According to OSP trooper Jacob Morrison, damage done to the cemetery and its historic headstones will take time to assess. He also wondered if more damage would be revealed once the powdered substance was cleaned up off the ground.

Sullivan confirmed later on Tuesday that the final damage was indeed six headstones.

“We don’t have any quotes yet,” he said about the price tag. “We’re going to be checking in with the restoration company.”

On the scene, clouds of dust rose over the cemetery as half a dozen workers shoveled the powdery mixture off of the ground and into the back of a truck.

“If you have to bake any bread, you’ll have plenty of material,” one man said to another. “This stuff is like flour.”

Meanwhile, on the other side of York Township, a steady stream of semi trucks took left-hand turns off of Route 31 north to westbound Route 47. As workers cleaned up at the cemetery, the number of semi trucks passing by provided some perspective on the crash. The area is seeing an increase in semi traffic, in part because of the “Road Closed” detour sign diverting vehicles off of Route 31.

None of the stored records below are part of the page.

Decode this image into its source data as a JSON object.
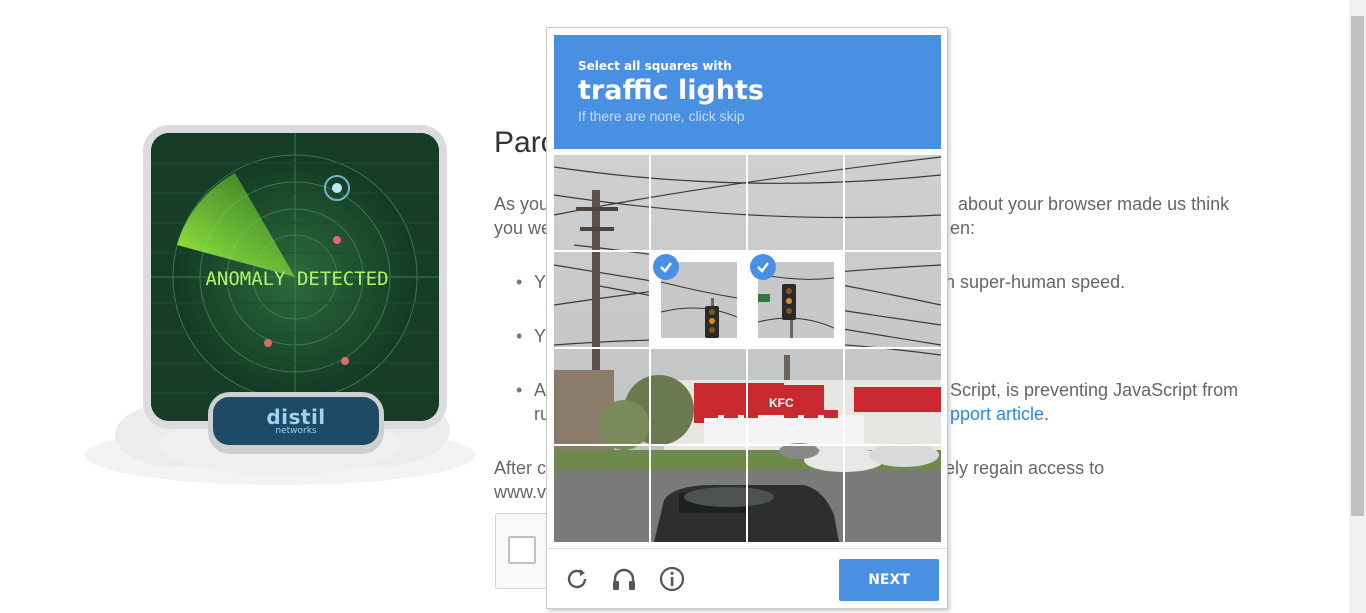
{
  "page": {
    "title_visible": "Parc",
    "para1_line1_left": "As you",
    "para1_line1_right": "about your browser made us think",
    "para1_line2_left": "you we",
    "para1_line2_right": "en:",
    "bullet1_left": "Y",
    "bullet1_right": "h super-human speed.",
    "bullet2_left": "Y",
    "bullet3_left": "A",
    "bullet3_right": "Script, is preventing JavaScript from",
    "bullet3_line2_left": "ru",
    "bullet3_link": "pport article",
    "bullet3_period": ".",
    "para2_line1_left": "After c",
    "para2_line1_right": "ely regain access to",
    "para2_line2_left": "www.v",
    "radar_text": "ANOMALY DETECTED",
    "badge_logo": "distil",
    "badge_sub": "networks"
  },
  "challenge": {
    "instruction_small": "Select all squares with",
    "instruction_target": "traffic lights",
    "instruction_hint": "If there are none, click skip",
    "next_label": "NEXT",
    "selected_tiles": [
      5,
      6
    ]
  },
  "colors": {
    "accent": "#4a90e2",
    "radar_green": "#7ee03a",
    "link": "#2b8bd9"
  },
  "icons": [
    "reload-icon",
    "audio-icon",
    "info-icon",
    "checkmark-icon",
    "distil-logo-icon"
  ]
}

Southard Cemetery is located on Route 47 in western York Township, at the site of a former Methodist brick church called Nations Chapel, which stood from 1853-1868.

According to online genealogy reports, compiled by David and Leona Gustafson, the church was later demolished because of old age and “was pronounced unsafe.” The church members divided at the time, with some joining the Methodist Church in West Mansfield and the others forming a new one.

Parrott said details on the history of the cemetery are few.

“I have heard it called Southardtown Cemetery and (it) was named for an early settler to that area Samuel Southard who located there in 1840. Exactly when the cemetery was started is not recorded,” he wrote over email this morning.